Season 12 of RuPaul’s Drag Race can be easily described in three words – fierce AF! If you’ve been anywhere on the internet in the past couple months, you can spot the buzz from a mile away. From supportive, loving comments under every queens’ posts on Insta, to whole Twitter accounts dedicated to subbing the show incorrectly, fans (me included) have certainly connected more to queens this season. Maybe it’s lockdown, or maybe it’s that something was lacking in the previous two seasons – vulnerability.
No contestant to me has been more vulnerable this season than Jackie Cox, an Iranian-Candian, second generation immigrant queen.

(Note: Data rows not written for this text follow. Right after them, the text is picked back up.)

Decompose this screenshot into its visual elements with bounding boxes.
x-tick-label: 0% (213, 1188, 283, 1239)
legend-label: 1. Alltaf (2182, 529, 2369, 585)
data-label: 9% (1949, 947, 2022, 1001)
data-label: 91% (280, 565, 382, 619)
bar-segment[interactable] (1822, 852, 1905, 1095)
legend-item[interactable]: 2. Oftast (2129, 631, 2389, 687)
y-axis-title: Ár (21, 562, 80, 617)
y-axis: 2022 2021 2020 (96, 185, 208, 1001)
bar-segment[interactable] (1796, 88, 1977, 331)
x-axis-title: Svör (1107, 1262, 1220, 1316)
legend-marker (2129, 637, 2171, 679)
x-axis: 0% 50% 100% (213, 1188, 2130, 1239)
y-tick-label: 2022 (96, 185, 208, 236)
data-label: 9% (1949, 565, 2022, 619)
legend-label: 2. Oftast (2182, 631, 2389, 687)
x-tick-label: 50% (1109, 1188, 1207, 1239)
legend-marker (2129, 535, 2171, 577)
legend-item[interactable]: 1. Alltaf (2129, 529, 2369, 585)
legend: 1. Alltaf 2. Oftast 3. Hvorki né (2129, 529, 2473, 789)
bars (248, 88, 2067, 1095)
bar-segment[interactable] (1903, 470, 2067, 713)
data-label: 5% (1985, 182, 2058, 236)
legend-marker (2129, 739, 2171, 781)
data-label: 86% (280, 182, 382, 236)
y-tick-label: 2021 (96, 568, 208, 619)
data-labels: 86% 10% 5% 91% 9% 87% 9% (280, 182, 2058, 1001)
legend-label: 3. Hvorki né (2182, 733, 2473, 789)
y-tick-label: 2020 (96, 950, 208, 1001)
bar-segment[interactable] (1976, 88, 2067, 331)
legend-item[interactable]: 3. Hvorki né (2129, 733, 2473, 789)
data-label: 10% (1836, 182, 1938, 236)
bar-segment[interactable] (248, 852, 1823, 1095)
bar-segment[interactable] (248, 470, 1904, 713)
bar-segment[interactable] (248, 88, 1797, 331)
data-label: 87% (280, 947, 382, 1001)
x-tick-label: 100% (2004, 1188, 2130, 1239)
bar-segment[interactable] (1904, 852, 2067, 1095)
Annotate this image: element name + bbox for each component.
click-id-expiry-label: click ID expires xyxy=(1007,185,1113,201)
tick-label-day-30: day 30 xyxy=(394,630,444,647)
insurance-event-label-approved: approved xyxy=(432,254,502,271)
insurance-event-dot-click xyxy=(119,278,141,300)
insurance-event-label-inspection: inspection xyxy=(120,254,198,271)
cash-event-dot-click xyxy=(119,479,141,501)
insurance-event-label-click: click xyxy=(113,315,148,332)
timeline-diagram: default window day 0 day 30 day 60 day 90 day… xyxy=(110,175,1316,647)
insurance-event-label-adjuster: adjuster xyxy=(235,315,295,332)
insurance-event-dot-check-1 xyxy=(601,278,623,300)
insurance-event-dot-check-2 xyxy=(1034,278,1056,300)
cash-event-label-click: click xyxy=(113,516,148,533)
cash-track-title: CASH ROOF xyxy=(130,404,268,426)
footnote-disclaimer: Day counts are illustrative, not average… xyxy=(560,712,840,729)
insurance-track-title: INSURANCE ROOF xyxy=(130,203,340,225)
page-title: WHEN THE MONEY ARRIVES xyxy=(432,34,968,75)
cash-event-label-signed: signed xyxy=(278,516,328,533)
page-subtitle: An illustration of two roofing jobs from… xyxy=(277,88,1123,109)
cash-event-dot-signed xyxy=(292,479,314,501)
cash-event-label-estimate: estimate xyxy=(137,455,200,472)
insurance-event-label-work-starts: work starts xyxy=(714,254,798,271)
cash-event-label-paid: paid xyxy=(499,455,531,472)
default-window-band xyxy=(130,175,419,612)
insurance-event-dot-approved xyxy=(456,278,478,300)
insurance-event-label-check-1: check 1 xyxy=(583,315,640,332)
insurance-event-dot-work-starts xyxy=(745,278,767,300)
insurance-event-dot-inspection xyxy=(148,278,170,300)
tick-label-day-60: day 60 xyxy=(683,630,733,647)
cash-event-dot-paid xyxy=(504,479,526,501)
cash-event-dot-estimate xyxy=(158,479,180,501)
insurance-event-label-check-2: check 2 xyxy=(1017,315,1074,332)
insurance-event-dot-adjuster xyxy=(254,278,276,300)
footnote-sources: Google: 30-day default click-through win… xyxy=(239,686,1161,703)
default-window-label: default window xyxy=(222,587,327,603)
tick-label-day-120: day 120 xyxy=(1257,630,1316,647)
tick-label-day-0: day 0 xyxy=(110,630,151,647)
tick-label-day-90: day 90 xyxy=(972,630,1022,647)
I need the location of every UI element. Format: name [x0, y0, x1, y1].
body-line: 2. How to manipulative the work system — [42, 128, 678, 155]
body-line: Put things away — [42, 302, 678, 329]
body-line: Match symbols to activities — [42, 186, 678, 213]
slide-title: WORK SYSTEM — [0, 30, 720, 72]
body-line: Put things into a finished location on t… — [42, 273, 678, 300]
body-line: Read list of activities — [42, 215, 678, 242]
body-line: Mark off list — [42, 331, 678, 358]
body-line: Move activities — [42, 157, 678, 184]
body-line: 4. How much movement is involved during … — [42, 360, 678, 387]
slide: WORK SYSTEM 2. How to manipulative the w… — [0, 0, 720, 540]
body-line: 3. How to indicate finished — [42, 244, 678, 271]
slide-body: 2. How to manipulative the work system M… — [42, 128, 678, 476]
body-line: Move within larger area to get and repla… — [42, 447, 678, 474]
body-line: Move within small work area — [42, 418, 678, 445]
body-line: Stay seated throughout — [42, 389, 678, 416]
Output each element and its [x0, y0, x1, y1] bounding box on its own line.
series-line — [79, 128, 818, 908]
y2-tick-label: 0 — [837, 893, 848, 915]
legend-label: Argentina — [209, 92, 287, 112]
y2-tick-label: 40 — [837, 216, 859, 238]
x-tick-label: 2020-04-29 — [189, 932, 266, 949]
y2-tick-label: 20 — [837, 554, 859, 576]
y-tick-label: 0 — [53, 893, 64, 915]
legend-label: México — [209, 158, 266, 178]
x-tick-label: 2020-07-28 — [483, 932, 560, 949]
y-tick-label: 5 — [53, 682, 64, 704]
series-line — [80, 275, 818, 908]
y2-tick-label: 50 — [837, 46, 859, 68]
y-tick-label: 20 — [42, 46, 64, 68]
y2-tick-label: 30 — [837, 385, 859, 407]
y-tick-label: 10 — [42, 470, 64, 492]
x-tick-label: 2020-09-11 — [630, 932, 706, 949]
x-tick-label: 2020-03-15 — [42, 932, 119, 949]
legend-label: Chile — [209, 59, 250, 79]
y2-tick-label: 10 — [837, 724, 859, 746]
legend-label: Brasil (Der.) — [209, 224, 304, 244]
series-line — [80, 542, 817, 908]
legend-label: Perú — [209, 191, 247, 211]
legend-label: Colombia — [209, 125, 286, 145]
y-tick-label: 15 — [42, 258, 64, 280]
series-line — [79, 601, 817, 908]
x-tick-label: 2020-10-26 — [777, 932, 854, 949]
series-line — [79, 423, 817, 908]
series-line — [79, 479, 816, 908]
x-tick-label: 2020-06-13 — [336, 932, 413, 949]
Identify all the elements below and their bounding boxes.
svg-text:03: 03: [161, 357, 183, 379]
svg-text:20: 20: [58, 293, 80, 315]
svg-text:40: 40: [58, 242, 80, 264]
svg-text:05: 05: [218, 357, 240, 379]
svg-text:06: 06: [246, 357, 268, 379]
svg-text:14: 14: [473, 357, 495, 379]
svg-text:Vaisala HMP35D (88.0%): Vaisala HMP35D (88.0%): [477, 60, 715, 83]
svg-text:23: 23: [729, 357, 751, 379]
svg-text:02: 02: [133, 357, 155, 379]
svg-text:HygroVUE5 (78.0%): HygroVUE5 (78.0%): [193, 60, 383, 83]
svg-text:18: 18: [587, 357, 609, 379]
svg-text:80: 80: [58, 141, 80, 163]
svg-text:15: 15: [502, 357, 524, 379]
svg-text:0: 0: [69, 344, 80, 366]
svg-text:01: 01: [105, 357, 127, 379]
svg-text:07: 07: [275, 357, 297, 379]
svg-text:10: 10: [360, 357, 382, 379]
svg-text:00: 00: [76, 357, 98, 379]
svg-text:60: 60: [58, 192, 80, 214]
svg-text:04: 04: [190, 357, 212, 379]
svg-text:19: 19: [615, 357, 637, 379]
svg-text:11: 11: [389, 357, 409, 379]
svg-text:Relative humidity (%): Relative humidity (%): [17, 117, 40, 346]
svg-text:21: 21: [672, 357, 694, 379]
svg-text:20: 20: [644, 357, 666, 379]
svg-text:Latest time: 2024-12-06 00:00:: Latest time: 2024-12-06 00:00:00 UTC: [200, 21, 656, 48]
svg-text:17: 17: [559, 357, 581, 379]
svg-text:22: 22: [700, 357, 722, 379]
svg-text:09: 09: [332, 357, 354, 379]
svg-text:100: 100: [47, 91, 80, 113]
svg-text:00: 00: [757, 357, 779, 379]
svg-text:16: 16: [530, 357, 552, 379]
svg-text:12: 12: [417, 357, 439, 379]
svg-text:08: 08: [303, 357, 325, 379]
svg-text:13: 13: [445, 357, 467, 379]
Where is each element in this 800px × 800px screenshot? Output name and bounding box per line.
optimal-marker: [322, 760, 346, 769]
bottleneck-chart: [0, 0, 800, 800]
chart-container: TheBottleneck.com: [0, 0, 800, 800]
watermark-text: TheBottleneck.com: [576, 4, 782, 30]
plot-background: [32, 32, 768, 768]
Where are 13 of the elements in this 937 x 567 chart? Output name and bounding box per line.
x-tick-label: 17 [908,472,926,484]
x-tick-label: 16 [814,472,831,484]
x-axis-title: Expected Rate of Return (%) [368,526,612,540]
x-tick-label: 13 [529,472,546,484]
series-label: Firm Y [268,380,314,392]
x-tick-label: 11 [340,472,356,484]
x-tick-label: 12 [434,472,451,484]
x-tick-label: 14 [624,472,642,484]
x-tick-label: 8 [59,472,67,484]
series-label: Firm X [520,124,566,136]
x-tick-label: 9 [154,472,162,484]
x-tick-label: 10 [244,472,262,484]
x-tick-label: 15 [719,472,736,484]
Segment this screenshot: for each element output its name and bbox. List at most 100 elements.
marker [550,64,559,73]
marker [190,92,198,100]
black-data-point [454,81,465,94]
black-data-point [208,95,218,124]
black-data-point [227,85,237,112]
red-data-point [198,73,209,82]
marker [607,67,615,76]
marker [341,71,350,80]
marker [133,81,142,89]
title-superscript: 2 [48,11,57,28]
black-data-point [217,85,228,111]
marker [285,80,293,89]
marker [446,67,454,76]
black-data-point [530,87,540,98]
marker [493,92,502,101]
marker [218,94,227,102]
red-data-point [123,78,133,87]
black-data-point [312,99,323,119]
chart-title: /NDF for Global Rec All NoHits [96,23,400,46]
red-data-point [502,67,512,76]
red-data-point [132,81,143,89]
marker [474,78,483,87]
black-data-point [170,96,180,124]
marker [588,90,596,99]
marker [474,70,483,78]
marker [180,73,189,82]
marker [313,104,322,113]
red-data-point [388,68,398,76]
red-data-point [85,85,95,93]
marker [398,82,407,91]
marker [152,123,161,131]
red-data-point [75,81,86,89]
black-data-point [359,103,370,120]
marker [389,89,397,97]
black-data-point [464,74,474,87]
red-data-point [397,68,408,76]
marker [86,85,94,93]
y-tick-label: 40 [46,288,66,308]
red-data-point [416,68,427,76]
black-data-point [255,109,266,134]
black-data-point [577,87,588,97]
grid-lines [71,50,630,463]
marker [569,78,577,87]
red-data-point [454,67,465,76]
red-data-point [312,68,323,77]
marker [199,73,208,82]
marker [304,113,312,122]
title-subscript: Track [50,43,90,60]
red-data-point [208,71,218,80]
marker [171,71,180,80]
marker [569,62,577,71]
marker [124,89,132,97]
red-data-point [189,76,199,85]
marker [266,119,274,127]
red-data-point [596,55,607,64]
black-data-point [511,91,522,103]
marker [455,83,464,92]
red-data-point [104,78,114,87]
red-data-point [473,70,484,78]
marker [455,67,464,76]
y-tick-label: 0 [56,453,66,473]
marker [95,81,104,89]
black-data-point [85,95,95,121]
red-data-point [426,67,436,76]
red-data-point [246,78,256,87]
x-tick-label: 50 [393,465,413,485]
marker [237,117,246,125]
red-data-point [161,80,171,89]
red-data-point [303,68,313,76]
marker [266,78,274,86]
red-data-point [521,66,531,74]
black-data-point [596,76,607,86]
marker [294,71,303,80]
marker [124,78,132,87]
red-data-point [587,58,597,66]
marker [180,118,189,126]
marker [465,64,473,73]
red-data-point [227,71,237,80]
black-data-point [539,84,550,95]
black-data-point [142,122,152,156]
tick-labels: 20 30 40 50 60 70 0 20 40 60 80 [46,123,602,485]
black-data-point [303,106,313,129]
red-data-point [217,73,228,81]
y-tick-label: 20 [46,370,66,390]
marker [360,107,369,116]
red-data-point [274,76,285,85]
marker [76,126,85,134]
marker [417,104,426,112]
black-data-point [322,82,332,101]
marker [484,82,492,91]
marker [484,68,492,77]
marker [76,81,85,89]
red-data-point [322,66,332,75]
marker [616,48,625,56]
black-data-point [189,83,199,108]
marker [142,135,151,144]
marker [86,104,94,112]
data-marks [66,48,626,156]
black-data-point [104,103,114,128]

In the American-themed runway look in episode 10, Jackie took to the stage in an abaya and hijab ensemble, marking her as the first ever queen to wear a hijab on the show. Jackie has been open about her ambigious connection to her Iranian heritage. She is clearly unafraid to celebrate her roots – her pet-name for RuPaul was RuPaul-joon (meaning ‘dear’) and she entered the work room in a Minnie Mouse-style get up with her full name, Jacquline, in Farsi written on the front. But, like many immigrant children, she’s felt the pressure from her mother to push herself through further education and get a ‘proper job’.
So, am I Muslim? No. Am I Iranian? No. Can I speak Persian? No.
I’m Hindu. I’m British-Indian. I speak Hindi.
So – why do I love her? Because for the first time, she made drag race something I could share with my family.
She has paved a path for other queer immigrant-children simply by being her, and has been a tidal wave in a pond, representing bi-culturality and queerness all in one package.
Often immigrant children from the Middle East and South Asian communities share many commanilities, the struggle of being bicultural, an overlap in a food-based culture, and of course, something Jackie’s been clocked for which I empathise with so much BEING HAIRY! So as soon as Jackie started calling RuPaul RuPaul-joon, my first thought was, that’s ‘jaan’ in Hindi. And so, a connection was born.
One of the loveliest moments for me was in the first episode, when Jackie came out looking like a shining white goddess. My mum walked past the TV, caught her out of the corner of her eye and exclaimed, ‘Wow! She looks like a Bollywood actress’. My parents, although accepting of LGBTQIA+ culture often struggle to understand it. In a moment, Jackie’s cboice in style, be it intentional or not, had broken down those once inpenitrable barriers for me. She became a point of reference for me to be able to explain my love for the show and drag culture – ‘You know that Bollywood-looking drag queen, Mum? Wasn’t she so pretty? Look, this drag queen does stuff like that too’.
To me, Jackie represents exactly what America’s next drag race superstar should have been. Her looks may not be as polished as other girls, but does that really matter right now? Never in the herstory of RuPaul’s Drag Race has a queen of Asian or Middle Eastern descent won. And of course I’m aware, a queen should be judged holistically in every department and someone’s race should not be their contending factor. However, Jackie is funny, smart, beautiful and, as past episodes have attested to, can give amazing, heartfelt performances. If nothing else, she has paved a path for other queer immigrant-children simply by being her, and been a tidal wave in a pond, representing bi-culturality and queerness all in one package.
Jackie’s comment that “You can be Middle Eastern, you can be Muslim, and you can still be American,” reminded me that I can be Indian, I can be Hindu, and I can still be British in a political climate where immigrants are undervalued and belittled. I should be just as unafraid to show my culture as Jackie.
And so that’s why I, a second generation Indian immigrant, will always love Jackie Cox.